Big Data is still an emerging field, with far too many products, promises and pitfalls. Despite all that, this is the season when industry pundits make fearless predictions about how Big Data will evolve in 2016.
Many prognosticators take a high-risk approach, titillating the reader with highly speculative projections. If it comes true, the pundit is hailed as a genius. If not, no one will remember.
I’d like to take a contrarian approach, and offer some low risk Big Data predictions.
Why are they low risk? Because they are already true today, albeit under the radar.
Prediction #1: Spark will be more important than Hadoop
Hadoop has been around since the late ‘90s, and has evolved to the point where it can efficiently and reliably perform Big Data analytics. Spark has the advantage of being a “fast follower”, able to learn from and avoid Hadoop’s mistakes. Spark has a more generic and extensible programming model, which makes it easier to use for analytics. It also can handle Big Data in Motion, via Spark Streaming, and serves as the basis for a powerful graph database (GraphX) and a full-featured data science library (MLib). Spark’s closest relative in the Hadoop world is Tez, which, like Spark, can execute algorithms organised as directed acyclic graphs. The Open Source community, recognising the similarity, has crowned Spark as the converged platform of choice, and it will soon replace Tez in the Hadoop platform. However you slice it, Spark is the future of Big Data computing.
Prediction #2: There will be fewer Big Data start-ups
Venture capital investors view Big Data as last year’s trend. They’ve already doubled down on a variety of start-ups and want to see those investments pan out. So, if you have a great idea for a Big Data start-up – good luck. It will have to be pretty amazing to convince investors to divert money away from their existing Big Data investments.

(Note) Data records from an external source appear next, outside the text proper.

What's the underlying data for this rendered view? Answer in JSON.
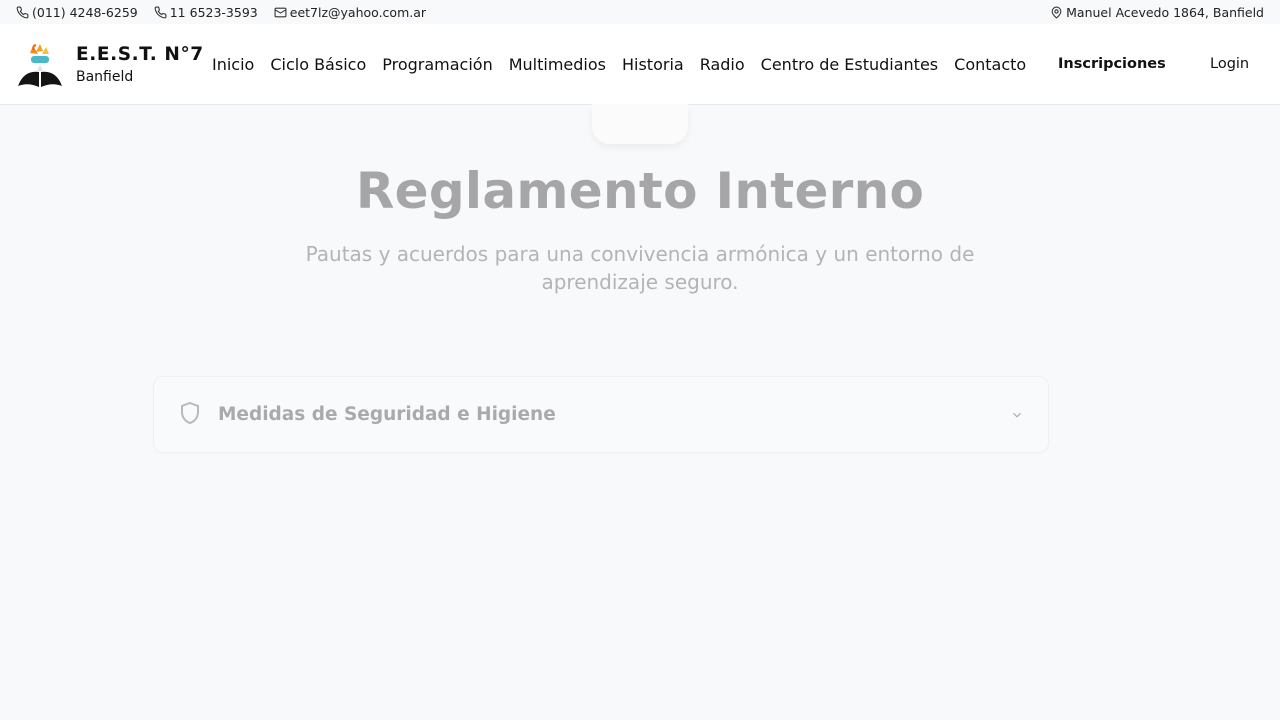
{
  "topbar": {
    "phone1": "(011) 4248-6259",
    "phone2": "11 6523-3593",
    "email": "eet7lz@yahoo.com.ar",
    "address": "Manuel Acevedo 1864, Banfield"
  },
  "brand": {
    "title": "E.E.S.T. N°7",
    "subtitle": "Banfield"
  },
  "nav": {
    "items": [
      "Inicio",
      "Ciclo Básico",
      "Programación",
      "Multimedios",
      "Historia",
      "Radio",
      "Centro de Estudiantes",
      "Contacto"
    ],
    "cta": "Inscripciones",
    "login": "Login"
  },
  "hero": {
    "title": "Reglamento Interno",
    "subtitle": "Pautas y acuerdos para una convivencia armónica y un entorno de aprendizaje seguro."
  },
  "accordion": {
    "label": "Medidas de Seguridad e Higiene",
    "expanded": false
  },
  "colors": {
    "background": "#f8f9fb",
    "muted_title": "#a6a6a9",
    "logo_orange": "#f2a21b",
    "logo_teal": "#49b9c9"
  }
}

Prediction #3: Oracle will continue to lose market share to Open Source Big Data technologies
The mainstream software giants have adopted various strategies to cope with the competition from Open Source Big Data platforms. Some have formed alliances (e.g. Microsoft and HortonWorks), some have embraced and extended (e.g. IBM Watson). The company that least seems to “get” this brave new world is Oracle, which continues to sell Exadata (an expensive alternative for Big Data analytics) and has launched their own proprietary NOSQL database that has no advantage over Open Source alternatives. Oracle is having trouble understanding that in 2016, most customers prefer to avoid vendor lock-in.
Prediction #4: Cassandra will become a dominant player in the NOSQL space
Cassandra was always the fastest NOSQL database, especially for write-heavy applications, and it provides an active-active distributed data centre topology out of the box. The knock on Cassandra was that it was hard to deploy, maintain and programme. Datastax, the commercial vendor for Cassandra, seems to have noticed: The CQL language makes Cassandra far easier to programme, and the OpsCenter management tool makes maintenance a lot simpler. Now if they would only implement an aggregation framework like HBase’s co-processors so that application code could run on the server.
There you have it – four low-risk Big Data predictions for 2016. See you at the end of 2016 to grade their accuracy!